In related legislative action, U.S. Rep. Mike Fitzpatrick, a Republican from Bucks County, introduced his own non-binding resolution on Sept. 21 condemning Ahmadinejad, specifically
for speaking at the United Nations on Yom Kippur.
It’s not clear whether the scheduling was intentional or coincidence. Ahmadinejad has spoken at the United Nations nearly every year since he first took office in 2005.
Fitzpatrick said that he thinks Ahmadinejad should be barred from appearing at the United Nations altogether, but doing so on Yom Kippur is doubly offensive to Jews and Americans.

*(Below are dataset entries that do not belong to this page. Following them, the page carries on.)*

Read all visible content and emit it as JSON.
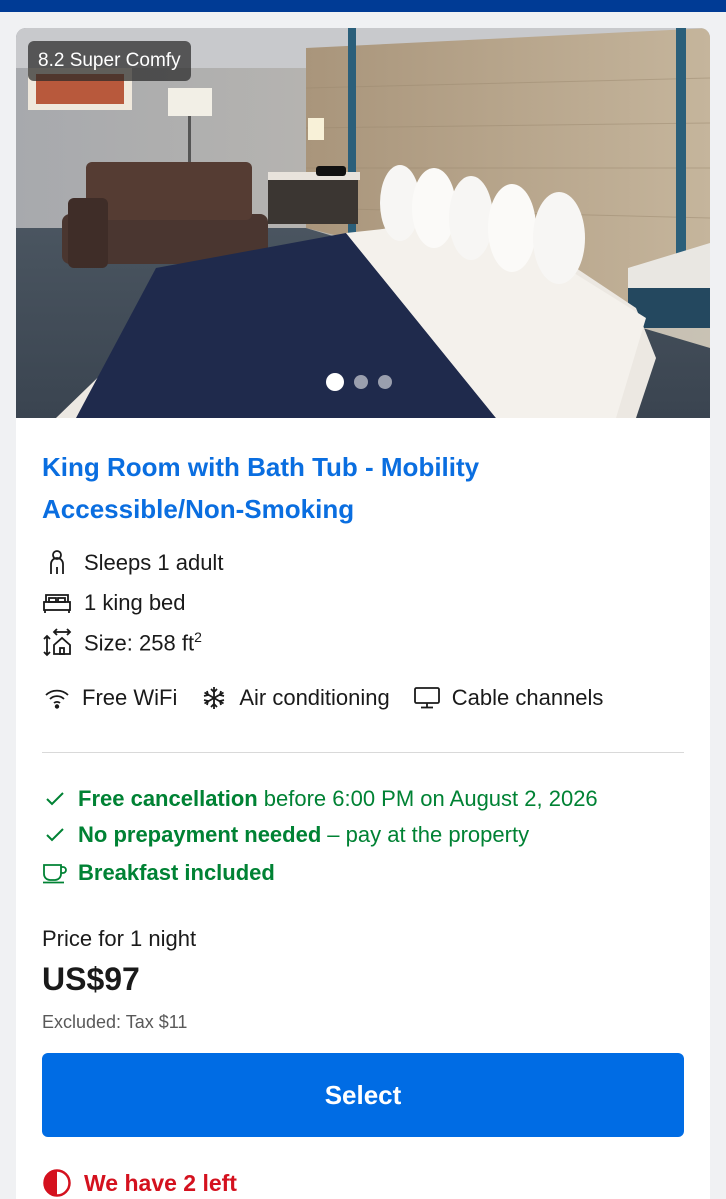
{
  "room": {
    "rating_badge": "8.2 Super Comfy",
    "photo_count": 3,
    "active_photo_index": 0,
    "title_line1": "King Room with Bath Tub - Mobility",
    "title_line2": "Accessible/Non-Smoking",
    "details": {
      "sleeps": "Sleeps 1 adult",
      "beds": "1 king bed",
      "size_prefix": "Size: 258 ft",
      "size_sup": "2"
    },
    "facilities": [
      {
        "icon": "wifi-icon",
        "label": "Free WiFi"
      },
      {
        "icon": "snowflake-icon",
        "label": "Air conditioning"
      },
      {
        "icon": "tv-icon",
        "label": "Cable channels"
      }
    ],
    "policies": {
      "cancellation_bold": "Free cancellation",
      "cancellation_rest": "before 6:00 PM on August 2, 2026",
      "prepayment_bold": "No prepayment needed",
      "prepayment_rest": "– pay at the property",
      "breakfast": "Breakfast included"
    },
    "price": {
      "label": "Price for 1 night",
      "amount": "US$97",
      "tax_note": "Excluded: Tax $11"
    },
    "select_label": "Select",
    "scarcity": "We have 2 left"
  },
  "colors": {
    "brand_dark": "#003b95",
    "link_blue": "#0a6ee0",
    "button_blue": "#006ce4",
    "green": "#008234",
    "red": "#d4111e"
  }
}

The bipartisan resolution has been signed by 13 House members, including U.S. Rep. Pat Meehan of Delaware County. Since Congress isn’t currently in session, the resolution won’t have a chance to pass the full House. But Fitzpatrick said that by simply introducing the resolution, he articulated the statement he wanted to make.
Noting that the idea for a resolution stemmed from a conversation he had with Abrams Hebrew Academy head of school, Rabbi Ira Budow, and a lay leader at the school, David Zellis, who are both constituents, Fitzpatrick said: “The bottom line is if you give a bully an inch he is going to take a yard.This bully needs to learn that Americans are not going to tolerate his brand of leadership.”
Fitzpatrick is currently locked in what many consider among the most competitive House races in the state. His challenger, Democrat Kathy Boockvar, urged the United Nations to “not permit this offensive address to take place, and not allow Yom Kippur to once again be used as an opportunity for our enemies to launch attacks against Israel, only this time with rhetoric rather than guns.”